Peifeng Jiang, Hong Liu, Jin Jin, Wenshuai Wang, Xia Li

Paper ID 23

Session Humanoids

Posters presented in the poster session following their oral. Locations not assigned.

Abstract: Achieving safe manipulation-oriented navigation for humanoid robots is fundamentally challenged by two factors: locomotion-induced perceptual distortion (causing semantic-geometry distortion) and changes within the environment (causing map-reality mismatches). Existing static scene graphs often fail under these conditions, leading to interaction failures.

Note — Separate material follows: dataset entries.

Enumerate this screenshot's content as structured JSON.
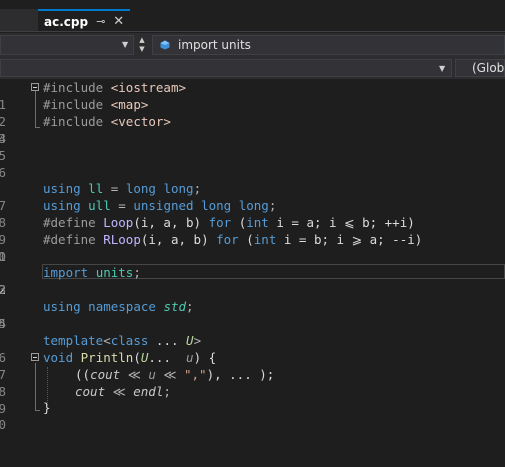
{
  "tabs": [
    {
      "label": "ac.cpp",
      "active": true,
      "pin_glyph": "⊸",
      "close_glyph": "✕"
    }
  ],
  "navigation": {
    "member_dropdown": {
      "icon": "cube-icon",
      "value": "import units"
    },
    "global_dropdown": {
      "value": "(Global Scope)"
    }
  },
  "editor": {
    "current_line_number": "2",
    "line_numbers": [
      "1",
      "2",
      "3",
      "4",
      "5",
      "6",
      "7",
      "8",
      "9",
      "0",
      "1",
      "2",
      "3",
      "4",
      "5",
      "6",
      "7",
      "8",
      "9",
      "0"
    ],
    "code": {
      "l1": {
        "pp": "#include",
        "hdr": "<iostream>"
      },
      "l2": {
        "pp": "#include",
        "hdr": "<map>"
      },
      "l3": {
        "pp": "#include",
        "hdr": "<vector>"
      },
      "l7": {
        "kw": "using",
        "name": "ll",
        "eq": "=",
        "type": "long long",
        "semi": ";"
      },
      "l8": {
        "kw": "using",
        "name": "ull",
        "eq": "=",
        "type": "unsigned long long",
        "semi": ";"
      },
      "l9": {
        "pp": "#define",
        "macro": "Loop",
        "params": "(i, a, b)",
        "kw_for": "for",
        "open": "(",
        "kw_int": "int",
        "body": " i = a; i ⩽ b; ++i)"
      },
      "l10": {
        "pp": "#define",
        "macro": "RLoop",
        "params": "(i, a, b)",
        "kw_for": "for",
        "open": "(",
        "kw_int": "int",
        "body": " i = b; i ⩾ a; --i)"
      },
      "l12": {
        "kw": "import",
        "name": "units",
        "semi": ";"
      },
      "l14": {
        "kw1": "using",
        "kw2": "namespace",
        "ns": "std",
        "semi": ";"
      },
      "l16": {
        "kw": "template",
        "lt": "<",
        "kw2": "class",
        "dots": "...",
        "tparam": "U",
        "gt": ">"
      },
      "l17": {
        "kw": "void",
        "fn": "Println",
        "open": "(",
        "tparam": "U",
        "dots": "...",
        "param": "u",
        "close": ") {"
      },
      "l18": {
        "p1": "((",
        "cout": "cout",
        "op": " ≪ ",
        "u": "u",
        "op2": " ≪ ",
        "str": "\",\"",
        "rest": "), ... );"
      },
      "l19": {
        "cout": "cout",
        "op": " ≪ ",
        "endl": "endl",
        "semi": ";"
      },
      "l20": {
        "brace": "}"
      }
    }
  }
}
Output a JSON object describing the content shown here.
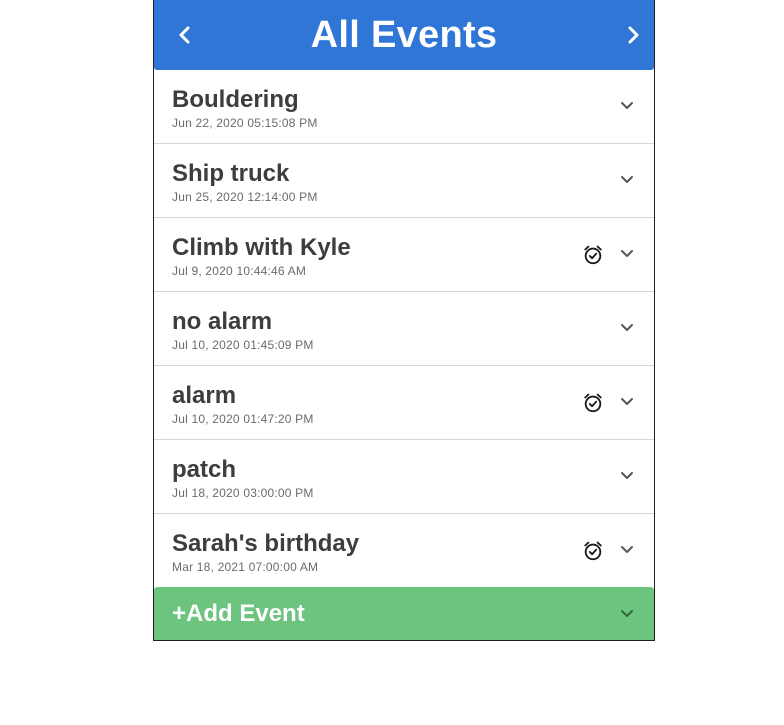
{
  "header": {
    "title": "All Events",
    "prev_icon": "chevron-left-icon",
    "next_icon": "chevron-right-icon",
    "color": "#2f76d6"
  },
  "events": [
    {
      "name": "Bouldering",
      "date": "Jun 22, 2020 05:15:08 PM",
      "alarm": false
    },
    {
      "name": "Ship truck",
      "date": "Jun 25, 2020 12:14:00 PM",
      "alarm": false
    },
    {
      "name": "Climb with Kyle",
      "date": "Jul 9, 2020 10:44:46 AM",
      "alarm": true
    },
    {
      "name": "no alarm",
      "date": "Jul 10, 2020 01:45:09 PM",
      "alarm": false
    },
    {
      "name": "alarm",
      "date": "Jul 10, 2020 01:47:20 PM",
      "alarm": true
    },
    {
      "name": "patch",
      "date": "Jul 18, 2020 03:00:00 PM",
      "alarm": false
    },
    {
      "name": "Sarah's birthday",
      "date": "Mar 18, 2021 07:00:00 AM",
      "alarm": true
    }
  ],
  "add_event": {
    "label": "+Add Event",
    "color": "#6cc47e"
  },
  "icons": {
    "alarm": "alarm-clock-check-icon",
    "expand": "chevron-down-icon"
  }
}
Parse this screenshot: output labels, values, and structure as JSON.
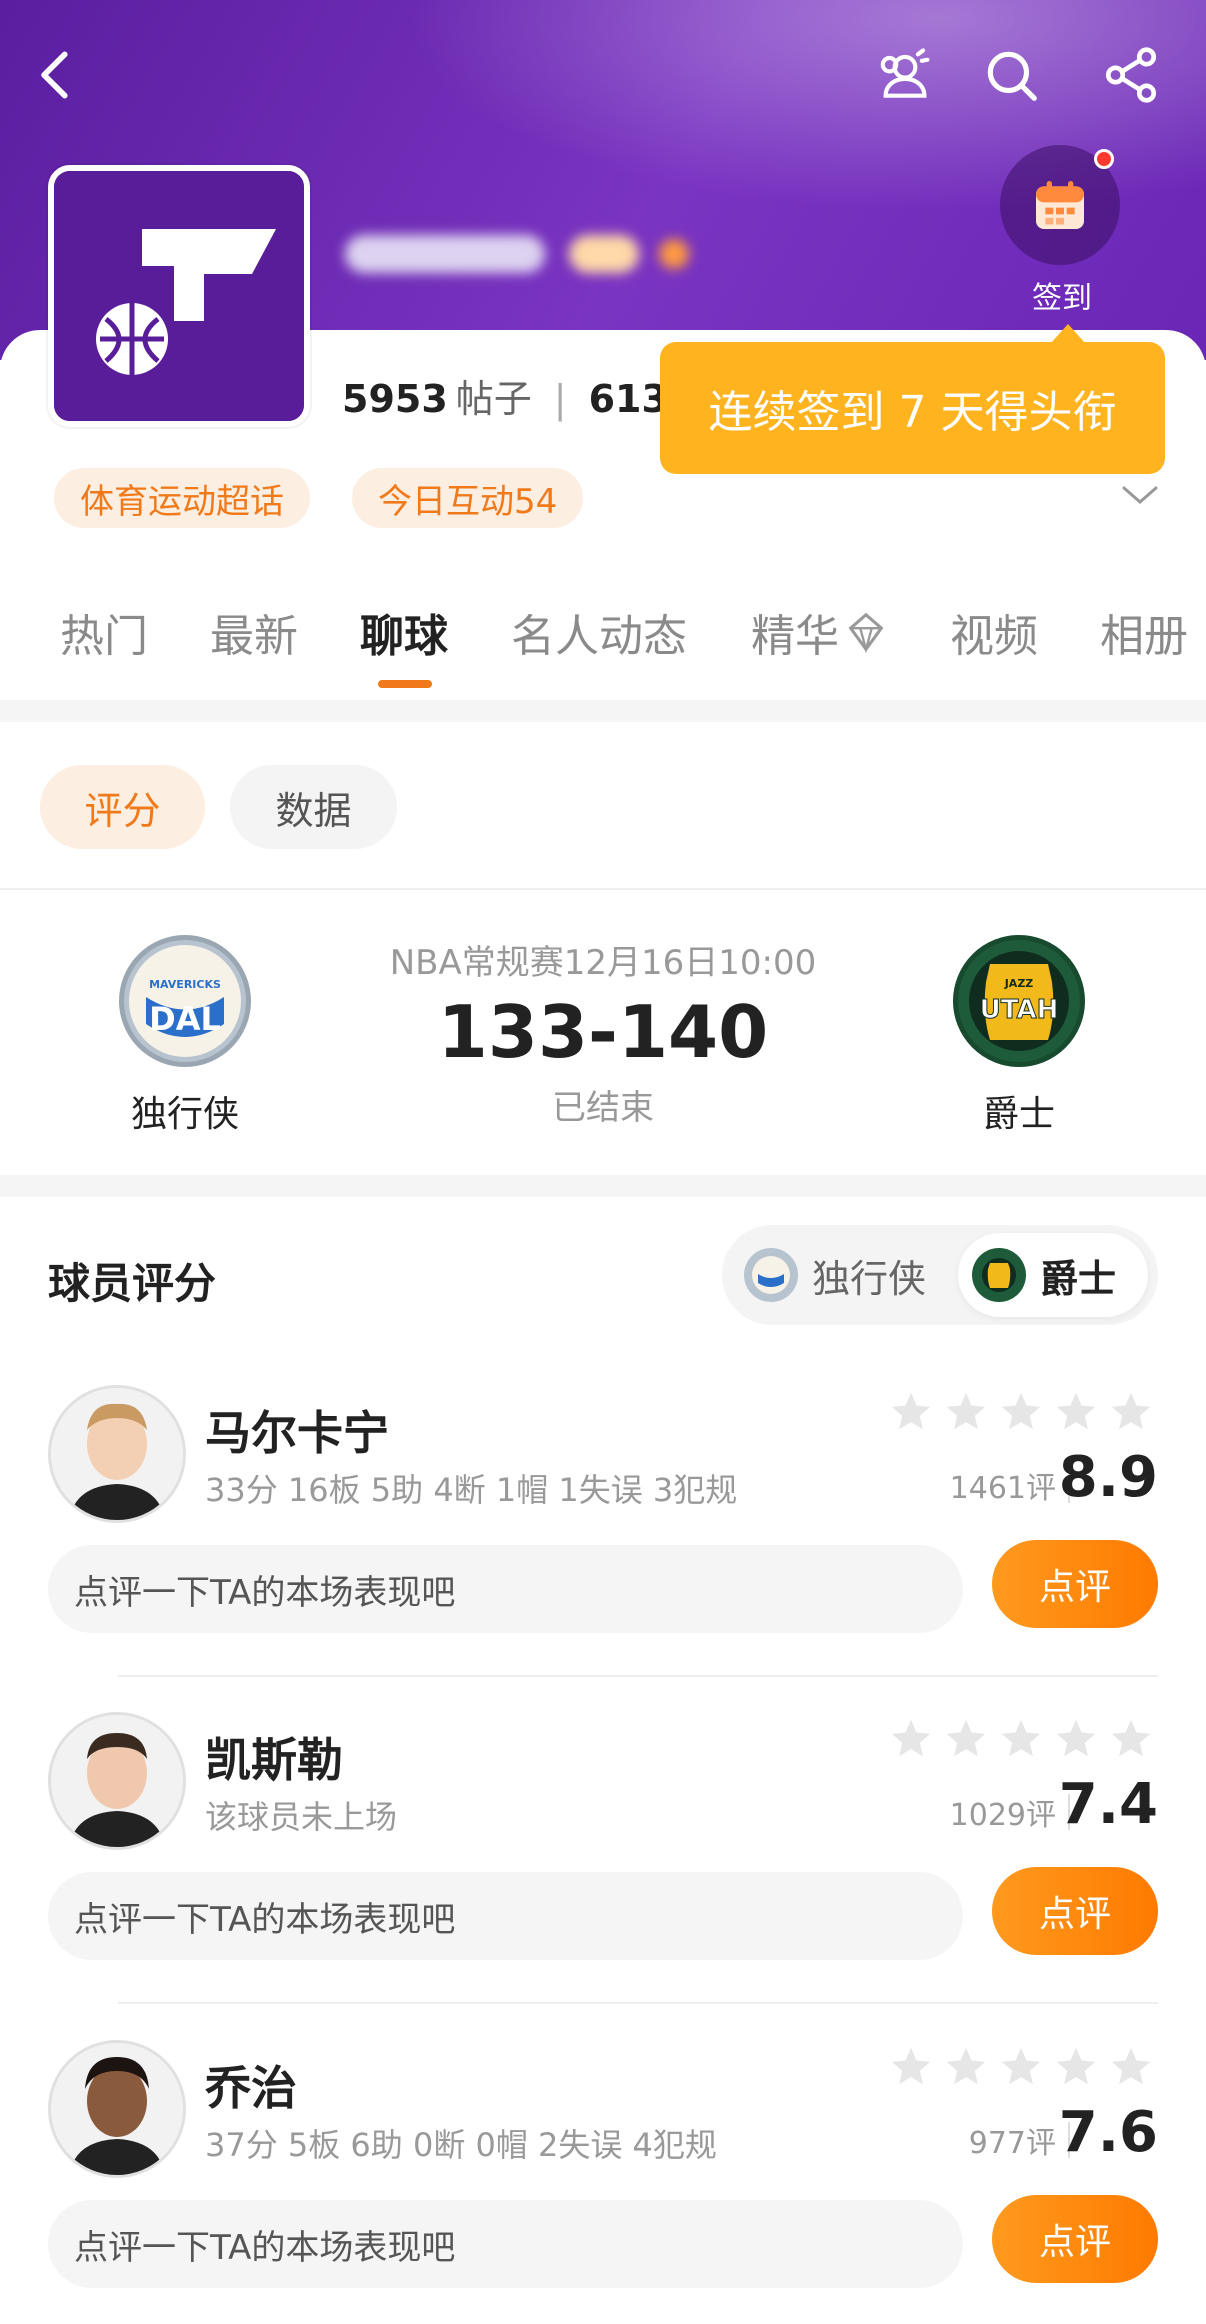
{
  "header": {
    "checkin_label": "签到",
    "tooltip": "连续签到 7 天得头衔",
    "stats": {
      "posts_count": "5953",
      "posts_unit": "帖子",
      "second_count": "6138"
    },
    "tags": [
      "体育运动超话",
      "今日互动54"
    ]
  },
  "tabs": [
    "热门",
    "最新",
    "聊球",
    "名人动态",
    "精华",
    "视频",
    "相册"
  ],
  "active_tab": "聊球",
  "sub_tabs": {
    "rating": "评分",
    "data": "数据"
  },
  "match": {
    "info": "NBA常规赛12月16日10:00",
    "score": "133-140",
    "status": "已结束",
    "home": {
      "name": "独行侠",
      "logo_line1": "MAVERICKS",
      "logo_line2": "DAL"
    },
    "away": {
      "name": "爵士",
      "logo_line1": "JAZZ",
      "logo_line2": "UTAH"
    }
  },
  "player_ratings": {
    "title": "球员评分",
    "switch": {
      "left": "独行侠",
      "right": "爵士"
    },
    "comment_placeholder": "点评一下TA的本场表现吧",
    "comment_button": "点评",
    "players": [
      {
        "name": "马尔卡宁",
        "stats": "33分 16板 5助 4断 1帽 1失误 3犯规",
        "count": "1461评",
        "rating": "8.9"
      },
      {
        "name": "凯斯勒",
        "stats": "该球员未上场",
        "count": "1029评",
        "rating": "7.4"
      },
      {
        "name": "乔治",
        "stats": "37分 5板 6助 0断 0帽 2失误 4犯规",
        "count": "977评",
        "rating": "7.6"
      }
    ]
  },
  "colors": {
    "accent": "#f07a1a",
    "header_purple": "#6a26b5",
    "tooltip": "#ffb31f",
    "jazz_green": "#1e5b3a",
    "mavs_blue": "#2a6fc9"
  }
}
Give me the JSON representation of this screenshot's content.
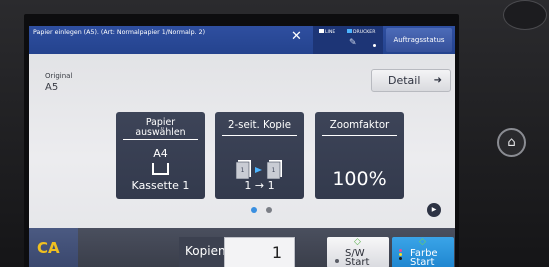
{
  "topbar": {
    "message": "Papier einlegen (A5). (Art: Normalpapier 1/Normalp. 2)",
    "close_icon": "close-icon",
    "line_label": "LINE",
    "drucker_label": "DRUCKER",
    "job_status_label": "Auftragsstatus"
  },
  "main": {
    "original_label": "Original",
    "original_value": "A5",
    "detail_label": "Detail",
    "cards": {
      "paper": {
        "title_line1": "Papier",
        "title_line2": "auswählen",
        "size": "A4",
        "tray": "Kassette 1"
      },
      "duplex": {
        "title": "2-seit. Kopie",
        "mode": "1 → 1"
      },
      "zoom": {
        "title": "Zoomfaktor",
        "value": "100%"
      }
    },
    "page_indicator": {
      "count": 2,
      "active": 1
    }
  },
  "bottombar": {
    "ca_label": "CA",
    "copies_label": "Kopien",
    "copies_value": "1",
    "bw_start_line1": "S/W",
    "bw_start_line2": "Start",
    "color_start_line1": "Farbe",
    "color_start_line2": "Start"
  },
  "colors": {
    "accent_blue": "#2f4fa0",
    "card_bg": "#3d4458",
    "ca_yellow": "#f0c020",
    "color_start": "#2a94dc",
    "start_green": "#5ab04a",
    "page_dot_active": "#3a8fe0"
  }
}
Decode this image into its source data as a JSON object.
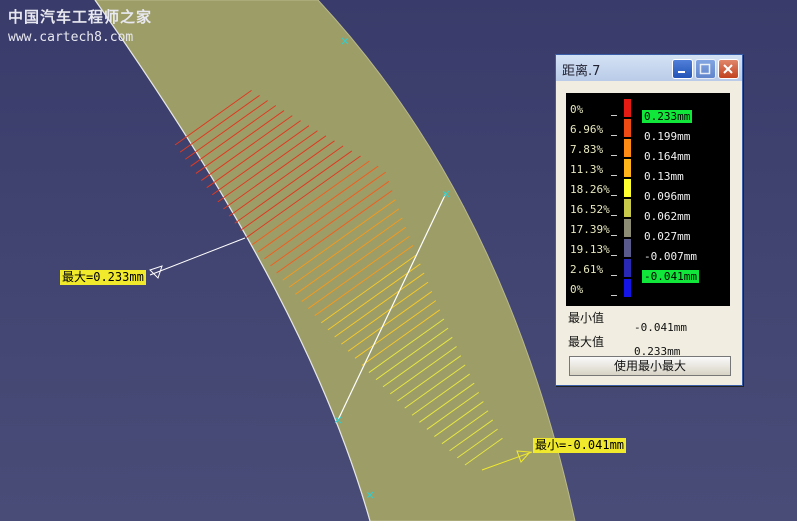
{
  "watermark": {
    "cn": "中国汽车工程师之家",
    "url": "www.cartech8.com"
  },
  "annotations": {
    "max_label": "最大=0.233mm",
    "min_label": "最小=-0.041mm"
  },
  "dialog": {
    "title": "距离.7",
    "controls": {
      "minimize": "minimize-icon",
      "maximize": "maximize-icon",
      "close": "close-icon"
    },
    "legend": [
      {
        "pct": "0%",
        "value": "0.233mm",
        "color": "#e51a12",
        "highlight": true
      },
      {
        "pct": "6.96%",
        "value": "0.199mm",
        "color": "#f04a14",
        "highlight": false
      },
      {
        "pct": "7.83%",
        "value": "0.164mm",
        "color": "#ff8a14",
        "highlight": false
      },
      {
        "pct": "11.3%",
        "value": "0.13mm",
        "color": "#ffb41a",
        "highlight": false
      },
      {
        "pct": "18.26%",
        "value": "0.096mm",
        "color": "#ffff30",
        "highlight": false
      },
      {
        "pct": "16.52%",
        "value": "0.062mm",
        "color": "#c8c84a",
        "highlight": false
      },
      {
        "pct": "17.39%",
        "value": "0.027mm",
        "color": "#8c8c74",
        "highlight": false
      },
      {
        "pct": "19.13%",
        "value": "-0.007mm",
        "color": "#5a5a8c",
        "highlight": false
      },
      {
        "pct": "2.61%",
        "value": "-0.041mm",
        "color": "#2828b4",
        "highlight": true
      },
      {
        "pct": "0%",
        "value": "",
        "color": "#1414e6",
        "highlight": false
      }
    ],
    "min_label": "最小值",
    "min_value": "-0.041mm",
    "max_label": "最大值",
    "max_value": "0.233mm",
    "button_label": "使用最小最大"
  }
}
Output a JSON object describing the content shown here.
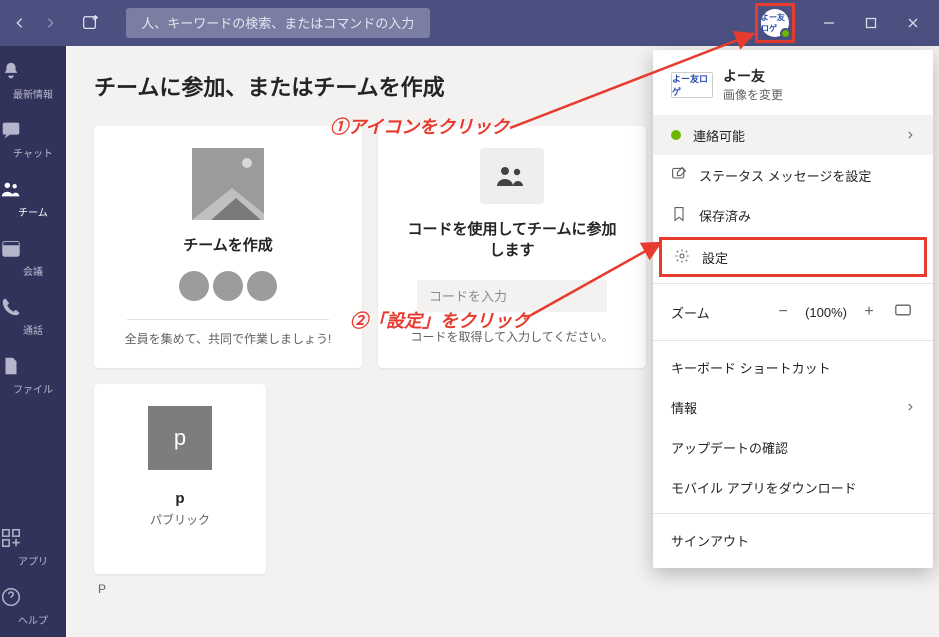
{
  "titlebar": {
    "search_placeholder": "人、キーワードの検索、またはコマンドの入力",
    "avatar_text": "よー友ロゲ"
  },
  "rail": {
    "items": [
      {
        "label": "最新情報"
      },
      {
        "label": "チャット"
      },
      {
        "label": "チーム"
      },
      {
        "label": "会議"
      },
      {
        "label": "通話"
      },
      {
        "label": "ファイル"
      }
    ],
    "apps_label": "アプリ",
    "help_label": "ヘルプ"
  },
  "page": {
    "title": "チームに参加、またはチームを作成",
    "card_create": {
      "title": "チームを作成",
      "subtitle": "全員を集めて、共同で作業しましょう!"
    },
    "card_join": {
      "title": "コードを使用してチームに参加します",
      "placeholder": "コードを入力",
      "subtitle": "コードを取得して入力してください。"
    },
    "card_p": {
      "letter": "p",
      "title": "p",
      "subtitle": "パブリック"
    },
    "stray": "P"
  },
  "panel": {
    "logo_text": "よー友ロゲ",
    "user_name": "よー友",
    "change_image": "画像を変更",
    "status": "連絡可能",
    "status_message": "ステータス メッセージを設定",
    "saved": "保存済み",
    "settings": "設定",
    "zoom_label": "ズーム",
    "zoom_value": "(100%)",
    "shortcuts": "キーボード ショートカット",
    "info": "情報",
    "updates": "アップデートの確認",
    "mobile": "モバイル アプリをダウンロード",
    "signout": "サインアウト"
  },
  "annotations": {
    "a1": "①アイコンをクリック",
    "a2": "②「設定」をクリック"
  }
}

To address this, we introduce the Multi-modal Interaction Field (MIF), a hierarchical framework that transforms the robot from a passive map-user into an active knowledge-evolver. MIF constructs three synergistic fields: (i) a denoised Appearance Field utilizing confidence-gated 3D Gaussian Splatting to suppress gait oscillation noise; (ii) a hierarchical Spatial Field for semantic reasoning; and (iii) Geometry Field, leveraging a Flow Matching based generative model to reconstruct high-fidelity meshes for rigorous Interaction Pose Safety (IPS) verification against the target object. Crucially, we propose a closed-loop Interaction and Adaptation Mechanism to adapt to environmental changes. By monitoring a multi-modal discrepancy score \mathcal{D}, the system autonomously distinguishes between sensor noise and genuine environmental changes (e.g., relocated objects), triggering a local evolution loop to rectify obsolete memory. Real-world experiments on a Unitree-G1 humanoid demonstrate that MIF significantly outperforms static baselines (HOV-SG), improving the success rate in dynamic relocation scenarios from 12% to 94%, while reducing semantic memory footprint by 91.4% via feature distillation.